One time lapsed video from the Weather Channel shows the before and after effects of Laura on a massive building in Lake Charles. The storm’s powerful winds effectively hollowed out the building and knocked out nearly half the windows. (RELATED: Hurricane Laura Makes Landfall Near Texas-Louisiana Border As Category 4 Storm)

WATCH:

“It looks like 1,000 tornadoes went through here. It’s just destruction everywhere,” Brett Geymann, a resident who decided not to evacuate and chose instead to ride out the storm with family members near Lake Charles, Louisiana, told reporters. “There are houses that are totally gone. They were there yesterday, but now gone.”

Geymann said the storm passing overhead early Thursday morning sounded like a jet-engine.

The facade of a building is seen damaged after Hurricane Laura passed through Lake Charles, Louisiana, U.S. August 27, 2020. REUTERS/Elijah Nouvelage

 

Police officers approach an overturned 18 wheeler truck in the aftermath of Hurricane Laura along I-10 in Vinton, Louisiana, U.S., August 27, 2020. Both the driver and a passenger suffered minor injuries. REUTERS/Adrees Latif

Laura brought 150-mile-an-hour winds and a storm surge out of the warm waters of the Gulf of Mexico, eventually weakening as it moved inland.

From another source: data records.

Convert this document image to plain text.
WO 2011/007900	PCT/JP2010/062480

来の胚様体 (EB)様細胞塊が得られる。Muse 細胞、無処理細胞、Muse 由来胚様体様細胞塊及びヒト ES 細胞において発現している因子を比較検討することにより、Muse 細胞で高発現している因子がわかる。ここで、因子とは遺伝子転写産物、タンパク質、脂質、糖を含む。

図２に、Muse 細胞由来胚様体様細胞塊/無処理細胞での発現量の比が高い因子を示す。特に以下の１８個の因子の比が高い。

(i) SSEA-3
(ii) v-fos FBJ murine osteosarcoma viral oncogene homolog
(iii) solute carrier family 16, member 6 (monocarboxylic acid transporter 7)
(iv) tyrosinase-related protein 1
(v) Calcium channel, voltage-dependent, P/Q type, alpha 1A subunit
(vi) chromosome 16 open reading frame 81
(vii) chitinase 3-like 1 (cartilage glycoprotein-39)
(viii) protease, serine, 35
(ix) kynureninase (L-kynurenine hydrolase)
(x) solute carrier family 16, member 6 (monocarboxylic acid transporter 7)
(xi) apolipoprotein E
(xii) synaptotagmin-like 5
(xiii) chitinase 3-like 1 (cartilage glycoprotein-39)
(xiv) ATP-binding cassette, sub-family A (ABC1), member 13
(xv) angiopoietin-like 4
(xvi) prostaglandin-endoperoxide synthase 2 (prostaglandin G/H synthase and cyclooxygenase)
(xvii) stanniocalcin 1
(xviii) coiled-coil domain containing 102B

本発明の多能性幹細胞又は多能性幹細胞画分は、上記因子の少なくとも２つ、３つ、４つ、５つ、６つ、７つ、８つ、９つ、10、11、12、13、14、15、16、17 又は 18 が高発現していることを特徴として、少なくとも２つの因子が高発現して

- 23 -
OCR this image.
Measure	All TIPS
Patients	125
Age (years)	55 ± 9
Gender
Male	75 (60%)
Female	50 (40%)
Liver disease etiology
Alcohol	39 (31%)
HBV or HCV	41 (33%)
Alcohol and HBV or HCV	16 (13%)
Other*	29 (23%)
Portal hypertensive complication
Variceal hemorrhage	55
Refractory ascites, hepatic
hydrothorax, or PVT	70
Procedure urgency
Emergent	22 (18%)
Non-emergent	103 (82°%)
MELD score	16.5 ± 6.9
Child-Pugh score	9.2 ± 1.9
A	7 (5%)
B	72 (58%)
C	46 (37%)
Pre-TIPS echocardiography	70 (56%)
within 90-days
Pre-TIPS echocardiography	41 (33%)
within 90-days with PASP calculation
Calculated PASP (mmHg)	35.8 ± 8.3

Roughly 600,000 service locations were without electric power in Louisiana, Gov. John Bel Edwards told The NYT.

“It is clear that we did not sustain and suffer the absolute catastrophic damage that we thought was likely,” Edwards said. “But we have sustained a tremendous amount of damage.” One casualty was a 14-year-old girl who was killed when a tree fell on her family’s home, Edwards noted. Three other people also died amid the storm’s carnage.